Dennis Trzcinski said:


> Have any of you used this sleeve
> http://hortonsquality.com/Level-2-Belgian.html


That doesn't look bad for the price I'd give it a go. The only thing though is says it is a "snug fit on the arm" So that says to me if you have bigger arms it will be tight as hell. I have a couple of Can-Ams, Pejkos and a Seyneave like in the link Selena posted the Seyneave is a better sleeve, but I think it is built to fit a 9 year old boys arm. One of my training decoys is 230 lb goes to the gym all the time and when one of the older dogs bites him in that sleeve he can't slip it.


----------



## Dave Colborn (Mar 25, 2009)

Dennis Trzcinski said:


> Looking to purchase a sleeve to teach young dogs the inner arm bite. Which do people recomend and where to purchase it from? Thanks


Don't rule out a leg sleeve either if you have one on hand.
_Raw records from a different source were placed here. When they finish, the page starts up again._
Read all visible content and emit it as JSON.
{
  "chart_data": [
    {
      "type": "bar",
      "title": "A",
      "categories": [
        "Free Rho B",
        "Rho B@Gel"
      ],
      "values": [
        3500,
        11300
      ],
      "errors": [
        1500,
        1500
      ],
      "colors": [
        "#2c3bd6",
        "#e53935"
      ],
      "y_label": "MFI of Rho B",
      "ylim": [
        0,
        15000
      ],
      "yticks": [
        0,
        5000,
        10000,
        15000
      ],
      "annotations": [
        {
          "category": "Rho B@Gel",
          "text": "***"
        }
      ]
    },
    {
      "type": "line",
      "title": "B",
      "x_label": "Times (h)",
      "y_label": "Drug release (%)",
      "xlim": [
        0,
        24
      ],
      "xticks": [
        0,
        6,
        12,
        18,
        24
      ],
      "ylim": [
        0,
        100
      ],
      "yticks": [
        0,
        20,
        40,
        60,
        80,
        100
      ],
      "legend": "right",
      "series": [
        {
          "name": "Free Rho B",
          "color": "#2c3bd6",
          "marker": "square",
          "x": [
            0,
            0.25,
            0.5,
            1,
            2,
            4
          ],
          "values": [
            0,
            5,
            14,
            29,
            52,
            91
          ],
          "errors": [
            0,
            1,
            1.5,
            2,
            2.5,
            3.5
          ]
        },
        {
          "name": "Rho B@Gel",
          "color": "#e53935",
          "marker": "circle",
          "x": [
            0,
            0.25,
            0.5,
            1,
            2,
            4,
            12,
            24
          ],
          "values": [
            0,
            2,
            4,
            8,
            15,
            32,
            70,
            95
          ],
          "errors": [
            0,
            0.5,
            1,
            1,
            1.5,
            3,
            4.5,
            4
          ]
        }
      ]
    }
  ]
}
not a good fit, but it will work in a pinch if you have one.


----------



## Zakia Days (Mar 13, 2009)

Geoff Empey said:


> That doesn't look bad for the price I'd give it a go. The only thing though is says it is a "snug fit on the arm" So that says to me if you have bigger arms it will be tight as hell. I have a couple of Can-Ams, Pejkos and a Seyneave like in the link Selena posted the Seyneave is a better sleeve, but I think it is built to fit a 9 year old boys arm. One of my training decoys is 230 lb goes to the gym all the time and when one of the older dogs bites him in that sleeve he can't slip it.


stop going to the gym.


----------



## Joby Becker (Dec 13, 2009)

I like the Euro Joes too..


----------



## Thomas Barriano (Mar 27, 2006)

Zakia Days said:


> stop going to the gym.


 I stopped going to the gym because the bite sleeve was too tight.
Yeah that's my story from now on. 

I've got a Euro Sport full length padded sleeve that works well for inner arm bites.


----------



## jim stevens (Jan 30, 2012)

Zakia Days said:


> stop going to the gym.


I have one of these sleeves, I am 5'9 170, but I go to the gym and the sleeve is hard to slip on my arms. I have turned it around and done some inside bites. You will get bit on occasion though. I have the level 2 and a 18 mo old dog and honestly she bites too hard for it. I'd go up a level.


----------



## Joby Becker (Dec 13, 2009)

jim stevens said:


> I have one of these sleeves, I am 5'9 170, but I go to the gym and the sleeve is hard to slip on my arms. I have turned it around and done some inside bites. You will get bit on occasion though. I have the level 2 and a 18 mo old dog and honestly she bites too hard for it. I'd go up a level.


up 2 levels


----------